Received 15 January 2010; Accepted 22 March 2010

Academic Editor: Yves Andrès

Copyright © 2010 Florent Chazarenc et al. This is an open access article distributed under the Creative Commons Attribution License, which permits unrestricted use, distribution, and reproduction in any medium, provided the original work is properly cited.
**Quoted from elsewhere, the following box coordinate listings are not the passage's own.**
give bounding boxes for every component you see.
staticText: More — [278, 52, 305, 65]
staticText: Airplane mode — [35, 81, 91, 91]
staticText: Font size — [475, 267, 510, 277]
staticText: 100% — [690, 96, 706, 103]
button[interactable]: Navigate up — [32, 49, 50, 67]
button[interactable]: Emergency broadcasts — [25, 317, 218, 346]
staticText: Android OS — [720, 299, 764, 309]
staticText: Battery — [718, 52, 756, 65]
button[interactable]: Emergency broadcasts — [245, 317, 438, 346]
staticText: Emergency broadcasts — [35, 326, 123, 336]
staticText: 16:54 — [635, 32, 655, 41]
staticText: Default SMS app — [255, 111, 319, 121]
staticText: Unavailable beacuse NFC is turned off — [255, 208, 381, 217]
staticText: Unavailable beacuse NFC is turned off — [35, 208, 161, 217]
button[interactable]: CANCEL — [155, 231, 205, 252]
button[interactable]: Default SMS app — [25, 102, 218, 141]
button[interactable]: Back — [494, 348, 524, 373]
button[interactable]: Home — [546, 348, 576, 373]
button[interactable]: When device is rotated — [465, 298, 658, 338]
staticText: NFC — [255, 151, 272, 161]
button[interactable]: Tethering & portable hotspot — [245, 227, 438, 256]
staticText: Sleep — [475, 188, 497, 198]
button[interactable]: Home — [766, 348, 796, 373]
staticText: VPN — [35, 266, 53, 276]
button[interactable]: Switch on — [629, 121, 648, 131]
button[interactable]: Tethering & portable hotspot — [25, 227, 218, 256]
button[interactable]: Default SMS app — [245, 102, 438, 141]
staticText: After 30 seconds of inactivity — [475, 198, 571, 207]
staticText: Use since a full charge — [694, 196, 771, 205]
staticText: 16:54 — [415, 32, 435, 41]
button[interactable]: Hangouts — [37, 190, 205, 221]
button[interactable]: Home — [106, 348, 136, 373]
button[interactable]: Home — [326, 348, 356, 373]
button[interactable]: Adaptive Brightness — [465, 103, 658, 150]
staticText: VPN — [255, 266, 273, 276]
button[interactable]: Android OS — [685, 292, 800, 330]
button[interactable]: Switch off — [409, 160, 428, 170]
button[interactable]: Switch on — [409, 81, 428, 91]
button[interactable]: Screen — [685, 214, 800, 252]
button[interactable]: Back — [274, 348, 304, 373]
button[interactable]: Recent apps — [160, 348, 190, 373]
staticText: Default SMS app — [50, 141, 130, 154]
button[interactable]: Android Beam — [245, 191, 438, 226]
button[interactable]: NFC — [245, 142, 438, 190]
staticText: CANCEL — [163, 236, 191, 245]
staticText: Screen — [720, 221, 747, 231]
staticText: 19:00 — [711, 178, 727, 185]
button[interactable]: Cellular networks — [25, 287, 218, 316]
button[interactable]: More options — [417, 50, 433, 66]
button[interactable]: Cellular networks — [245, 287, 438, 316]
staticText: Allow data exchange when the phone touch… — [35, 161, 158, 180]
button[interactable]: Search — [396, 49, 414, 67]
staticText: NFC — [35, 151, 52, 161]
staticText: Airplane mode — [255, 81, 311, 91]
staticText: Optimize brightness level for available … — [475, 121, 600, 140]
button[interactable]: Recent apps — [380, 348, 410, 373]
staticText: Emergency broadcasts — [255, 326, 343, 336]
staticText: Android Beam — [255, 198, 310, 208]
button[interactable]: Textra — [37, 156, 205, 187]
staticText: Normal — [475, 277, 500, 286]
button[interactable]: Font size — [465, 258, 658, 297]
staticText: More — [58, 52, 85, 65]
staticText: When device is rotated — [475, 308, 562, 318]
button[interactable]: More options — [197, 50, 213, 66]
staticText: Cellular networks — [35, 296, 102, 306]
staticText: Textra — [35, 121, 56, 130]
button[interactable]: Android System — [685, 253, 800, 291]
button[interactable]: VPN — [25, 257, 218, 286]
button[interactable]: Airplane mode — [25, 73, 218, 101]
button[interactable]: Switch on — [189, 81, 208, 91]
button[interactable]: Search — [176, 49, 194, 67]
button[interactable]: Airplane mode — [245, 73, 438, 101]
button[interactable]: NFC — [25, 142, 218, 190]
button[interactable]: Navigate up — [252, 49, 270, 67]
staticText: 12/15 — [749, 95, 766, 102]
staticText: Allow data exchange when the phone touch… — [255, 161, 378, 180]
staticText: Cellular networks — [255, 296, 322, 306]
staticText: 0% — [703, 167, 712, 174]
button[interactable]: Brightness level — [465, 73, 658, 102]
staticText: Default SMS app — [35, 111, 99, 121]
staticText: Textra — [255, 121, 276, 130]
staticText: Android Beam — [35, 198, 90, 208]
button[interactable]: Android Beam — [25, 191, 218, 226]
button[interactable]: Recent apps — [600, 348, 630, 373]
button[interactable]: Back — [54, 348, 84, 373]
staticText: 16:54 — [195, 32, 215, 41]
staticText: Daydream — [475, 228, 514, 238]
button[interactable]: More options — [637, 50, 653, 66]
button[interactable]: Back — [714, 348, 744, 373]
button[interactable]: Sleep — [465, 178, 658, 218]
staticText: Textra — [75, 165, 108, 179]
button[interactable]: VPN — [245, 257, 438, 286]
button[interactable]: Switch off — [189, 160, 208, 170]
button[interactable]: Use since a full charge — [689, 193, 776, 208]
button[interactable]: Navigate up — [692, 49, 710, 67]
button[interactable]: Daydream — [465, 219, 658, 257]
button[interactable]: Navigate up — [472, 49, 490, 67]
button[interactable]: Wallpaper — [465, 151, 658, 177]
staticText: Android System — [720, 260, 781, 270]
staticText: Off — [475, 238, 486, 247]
In constructed wetlands, microorganisms associated with plants are assumed to play a major role. A one-year survey was conducted in five vertical flow constructed wetland systems that had been operating from 2 months to 8 years in small French villages (100–500 People Equivalent) to provide a better understanding of microbiological activity. The objective of our study was to highlight the most important factor generating variability between microorganisms communities compared to treatment performances. Results of community level physiological profiling using Biolog Ecoplates were analyzed using principal component analysis. The greatest microbial activity was observed in the oldest wetland during summer. Profiles of fed and rest bed were differentiated by the nature of the main carbon source metabolized. Whereas carbohydrates and carboxylic acids appeared to be better assimilated with fed beds, it seemed that phosphate compounds as well as amines allowed better growth in the plates inoculated with samples of rest beds. In all fed beds, the most important parameters affecting the diversity were the season and the age of the wetlands. There were only slight profile differences between surface and subsurface samples and between the first and second stage samples.